ObjectivesNon-communicable diseases (NCDs) account for almost 90% of deaths in Europe, yet comparative estimates of the productivity costs associated with premature NCD mortality across diseases and countries remain limited. This study estimates and compares productivity losses attributable to cardiovascular disease (CVD) and cancer mortality among working-age populations across Europe. Population-based data were used to estimate productivity costs for CVD and cancer deaths across 30 European countries. Sex- and age-specific mortality data for 2021 were obtained from the World Health Organization Mortality Database. Economic data, including wages, unemployment rates, and labour force participation rates, were sourced from Eurostat. Productivity losses were valued using a human capital approach incorporating an age-transition lifecycle simulation model that adjusts for lifetime wage trajectories and labour market dynamics.
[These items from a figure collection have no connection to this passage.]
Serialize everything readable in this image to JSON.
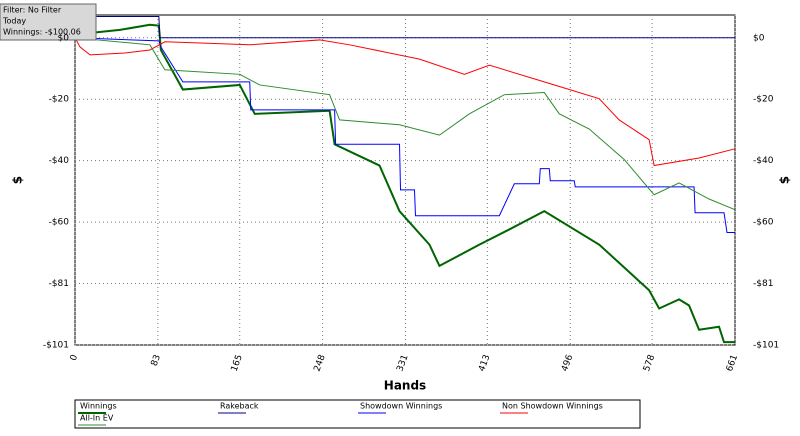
{
  "chart_data": {
    "type": "line",
    "annotations": [
      "Filter: No Filter",
      "Today",
      "Winnings: -$100.06"
    ],
    "xlabel": "Hands",
    "ylabel": "$",
    "xlim": [
      0,
      661
    ],
    "xticks": [
      0,
      83,
      165,
      248,
      331,
      413,
      496,
      578,
      661
    ],
    "ylim": [
      -101,
      7.5
    ],
    "yticks": [
      {
        "value": 0,
        "label": "$0"
      },
      {
        "value": -20.2,
        "label": "-$20"
      },
      {
        "value": -40.4,
        "label": "-$40"
      },
      {
        "value": -60.6,
        "label": "-$60"
      },
      {
        "value": -80.8,
        "label": "-$81"
      },
      {
        "value": -101,
        "label": "-$101"
      }
    ],
    "grid": true,
    "series": [
      {
        "name": "Winnings",
        "color": "#006400",
        "x": [
          0,
          3,
          15,
          45,
          75,
          84,
          86,
          108,
          165,
          180,
          255,
          260,
          305,
          325,
          355,
          365,
          405,
          435,
          470,
          525,
          575,
          585,
          605,
          615,
          625,
          645,
          650,
          661
        ],
        "values": [
          0,
          2,
          1.6,
          2.6,
          4.3,
          4,
          -4,
          -17,
          -15.5,
          -25,
          -24,
          -35,
          -42,
          -57,
          -68,
          -75,
          -68,
          -63,
          -57,
          -68,
          -83,
          -89,
          -86,
          -88,
          -96,
          -95,
          -100.06,
          -100.06
        ]
      },
      {
        "name": "Rakeback",
        "color": "#000080",
        "x": [
          0,
          3,
          84,
          85,
          661
        ],
        "values": [
          0,
          7,
          7,
          0,
          0
        ]
      },
      {
        "name": "Showdown Winnings",
        "color": "#0000ff",
        "x": [
          0,
          84,
          86,
          108,
          175,
          176,
          260,
          261,
          325,
          326,
          340,
          341,
          425,
          440,
          465,
          466,
          475,
          476,
          500,
          501,
          620,
          621,
          650,
          653,
          661
        ],
        "values": [
          0,
          -1,
          -3,
          -14.5,
          -14.5,
          -23.7,
          -23.7,
          -35,
          -35,
          -50,
          -50,
          -58.5,
          -58.5,
          -48,
          -48,
          -43,
          -43,
          -47,
          -47,
          -49,
          -49,
          -57.5,
          -57.5,
          -64,
          -64
        ]
      },
      {
        "name": "Non Showdown Winnings",
        "color": "#ff0000",
        "x": [
          0,
          5,
          15,
          50,
          75,
          90,
          175,
          245,
          275,
          345,
          390,
          415,
          465,
          495,
          525,
          545,
          575,
          580,
          625,
          661
        ],
        "values": [
          0,
          -3,
          -5.6,
          -5,
          -4,
          -1.3,
          -2.3,
          -0.7,
          -2.3,
          -7,
          -12,
          -9,
          -14,
          -17,
          -20,
          -27,
          -33.5,
          -42,
          -39.5,
          -36.5
        ]
      },
      {
        "name": "All-In EV",
        "color": "#2e8b2e",
        "x": [
          0,
          75,
          90,
          165,
          185,
          255,
          265,
          325,
          365,
          395,
          430,
          470,
          485,
          515,
          550,
          580,
          605,
          635,
          661
        ],
        "values": [
          0,
          -2.3,
          -10.5,
          -12,
          -15.5,
          -18.7,
          -27,
          -28.6,
          -32,
          -25,
          -18.7,
          -18,
          -25,
          -30,
          -40,
          -51.6,
          -47.7,
          -53,
          -56.5
        ]
      }
    ]
  }
}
Costs were discounted at 3.5%. Total productivity losses from cancer and CVD mortality in working-age populations were estimated at {euro}195.7 billion, equivalent to 1.24% of European GDP. Cancer accounted for 62.5% ({euro}122.2 billion) of total productivity losses, while CVD accounted for 37.5% ({euro}73.5 billion). Total CVD-related productivity costs exceeded cancer-related costs in Central and Eastern Europe, whereas cancer productivity costs were higher in Western, Northern, and Southern Europe. Mean productivity costs per death were higher for CVD ({euro}219,848; 95% CI 165,241-270,247) than for cancer ({euro}217,744; 95% CI 166,554-273,144). A larger gender gap was observed for CVD mortality, with a male-to-female cost ratio of 2.5 compared with 1.6 for cancer. Productivity losses associated with premature cancer and CVD mortality represent a substantial economic burden across Europe, with pronounced variation by disease, region, and sex. These findings provide comparative, cross-country estimates of the human capital costs associated with major NCD causes of death.